Back from never (quite) gone

Résultats du M&A Monitor 2022

Le nombre de fusions et acquisitions opérées au niveau mondial a atteint un niveau record en 2021. Il a fortement augmenté après une brève diminution suite au confinement du premier semestre 2020. Les résultats du M&A Monitor 2022 en témoignent. Selon les chiffres enregistrés par BDO Belgique durant le premier trimestre de cette année, la relance se poursuit en 2022.
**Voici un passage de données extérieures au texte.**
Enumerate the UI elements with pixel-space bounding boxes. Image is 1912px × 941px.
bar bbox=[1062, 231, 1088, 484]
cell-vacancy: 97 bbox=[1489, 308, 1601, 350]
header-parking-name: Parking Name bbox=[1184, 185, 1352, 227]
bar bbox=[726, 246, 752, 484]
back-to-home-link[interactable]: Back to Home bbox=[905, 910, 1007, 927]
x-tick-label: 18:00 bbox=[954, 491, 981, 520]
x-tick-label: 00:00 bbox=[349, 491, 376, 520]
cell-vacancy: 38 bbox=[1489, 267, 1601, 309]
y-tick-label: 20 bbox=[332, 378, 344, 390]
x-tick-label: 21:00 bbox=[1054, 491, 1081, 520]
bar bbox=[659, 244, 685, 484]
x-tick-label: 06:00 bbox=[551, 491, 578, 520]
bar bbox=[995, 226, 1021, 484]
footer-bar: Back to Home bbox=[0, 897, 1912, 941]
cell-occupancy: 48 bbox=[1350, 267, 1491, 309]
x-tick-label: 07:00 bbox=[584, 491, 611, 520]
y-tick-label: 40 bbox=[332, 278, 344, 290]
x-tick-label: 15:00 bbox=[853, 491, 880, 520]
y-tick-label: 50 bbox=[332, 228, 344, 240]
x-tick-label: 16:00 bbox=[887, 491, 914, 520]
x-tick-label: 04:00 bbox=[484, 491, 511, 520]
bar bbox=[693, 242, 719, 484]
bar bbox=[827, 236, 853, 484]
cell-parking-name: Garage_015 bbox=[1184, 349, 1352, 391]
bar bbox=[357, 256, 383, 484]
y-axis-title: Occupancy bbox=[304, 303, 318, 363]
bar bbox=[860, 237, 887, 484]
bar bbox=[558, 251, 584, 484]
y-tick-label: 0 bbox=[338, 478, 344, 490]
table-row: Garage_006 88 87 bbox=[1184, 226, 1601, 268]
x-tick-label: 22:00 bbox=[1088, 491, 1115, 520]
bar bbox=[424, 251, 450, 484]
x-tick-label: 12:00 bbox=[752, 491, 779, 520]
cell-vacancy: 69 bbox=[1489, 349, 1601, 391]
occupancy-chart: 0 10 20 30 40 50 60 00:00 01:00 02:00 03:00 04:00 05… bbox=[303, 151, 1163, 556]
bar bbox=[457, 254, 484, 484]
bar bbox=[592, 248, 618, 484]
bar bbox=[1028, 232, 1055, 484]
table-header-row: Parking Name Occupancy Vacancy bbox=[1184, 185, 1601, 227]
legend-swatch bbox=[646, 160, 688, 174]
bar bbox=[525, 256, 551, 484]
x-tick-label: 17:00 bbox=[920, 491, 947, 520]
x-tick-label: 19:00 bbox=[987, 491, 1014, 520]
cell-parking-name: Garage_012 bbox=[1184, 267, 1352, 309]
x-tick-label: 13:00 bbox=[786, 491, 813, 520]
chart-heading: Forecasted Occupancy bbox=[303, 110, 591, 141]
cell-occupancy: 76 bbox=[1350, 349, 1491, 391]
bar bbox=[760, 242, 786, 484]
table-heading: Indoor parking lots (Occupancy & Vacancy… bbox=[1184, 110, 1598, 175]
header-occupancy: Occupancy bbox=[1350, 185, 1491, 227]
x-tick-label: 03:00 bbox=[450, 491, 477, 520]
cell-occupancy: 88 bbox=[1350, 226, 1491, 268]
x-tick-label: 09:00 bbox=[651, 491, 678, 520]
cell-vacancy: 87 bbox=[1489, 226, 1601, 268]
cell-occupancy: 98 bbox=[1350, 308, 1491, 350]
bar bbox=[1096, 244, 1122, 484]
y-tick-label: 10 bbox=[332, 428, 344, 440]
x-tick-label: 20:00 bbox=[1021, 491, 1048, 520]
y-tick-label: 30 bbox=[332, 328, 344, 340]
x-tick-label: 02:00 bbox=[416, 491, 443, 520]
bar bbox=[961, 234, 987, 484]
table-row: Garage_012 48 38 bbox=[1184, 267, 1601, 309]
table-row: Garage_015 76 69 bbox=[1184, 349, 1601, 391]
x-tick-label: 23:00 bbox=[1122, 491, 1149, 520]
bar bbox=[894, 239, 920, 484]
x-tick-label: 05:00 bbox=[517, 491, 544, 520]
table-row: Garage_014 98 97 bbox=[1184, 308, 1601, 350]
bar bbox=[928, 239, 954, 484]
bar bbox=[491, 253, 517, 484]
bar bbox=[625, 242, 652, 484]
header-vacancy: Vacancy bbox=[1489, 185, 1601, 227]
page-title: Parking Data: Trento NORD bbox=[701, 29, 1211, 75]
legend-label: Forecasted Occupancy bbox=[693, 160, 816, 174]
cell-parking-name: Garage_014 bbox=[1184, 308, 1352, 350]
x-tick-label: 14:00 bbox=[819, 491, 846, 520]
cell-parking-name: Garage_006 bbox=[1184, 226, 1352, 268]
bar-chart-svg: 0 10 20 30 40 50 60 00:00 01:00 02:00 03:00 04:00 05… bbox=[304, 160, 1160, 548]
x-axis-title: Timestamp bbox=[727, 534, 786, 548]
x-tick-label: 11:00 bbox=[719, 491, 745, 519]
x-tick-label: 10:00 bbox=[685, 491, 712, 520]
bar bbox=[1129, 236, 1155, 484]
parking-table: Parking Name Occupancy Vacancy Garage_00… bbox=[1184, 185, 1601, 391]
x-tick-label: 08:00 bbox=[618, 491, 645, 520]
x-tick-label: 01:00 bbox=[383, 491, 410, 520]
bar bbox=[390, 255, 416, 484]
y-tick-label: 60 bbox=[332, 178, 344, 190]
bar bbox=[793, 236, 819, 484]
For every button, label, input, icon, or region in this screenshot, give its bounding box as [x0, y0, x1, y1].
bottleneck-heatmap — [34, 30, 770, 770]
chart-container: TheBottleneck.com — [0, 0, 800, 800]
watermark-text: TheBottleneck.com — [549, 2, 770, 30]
Qu’entendons-nous par « relance » ? Qu’est-ce que cela signifie pour les acheteurs et les vendeurs belges ? Et cette augmentation se maintiendra-t-elle dans un monde actuellement régi plus par les incertitudes que par les certitudes ? Nous avons interrogé quatre experts :

  • Alexi Vangerven, Partner Corporate Finance chez BDO Belgique
  • Jan Oosterlinck, Partner Financial & Family Business Advisory chez BDO Belgique
  • Mathieu Luypaert, Professeur en Corporate Finance - Responsable du Centre for Mergers, Acquisitions & Buyouts de la Vlerick Business School
  • Gianni Spolverato, doctorant au sein du Centre for Mergers, Acquisitions & Buyouts de la Vlerick Business School
     

Téléchargez le Vlerick M&A Monitor 2022
 

La grande valeur ajoutée du M&A Monitor ? Il objective les attentes des acheteurs et des vendeurs en matière de prix.
 

Le M&A Monitor montre que 2021 a été une grande année pour le marché mondial des fusions et acquisitions.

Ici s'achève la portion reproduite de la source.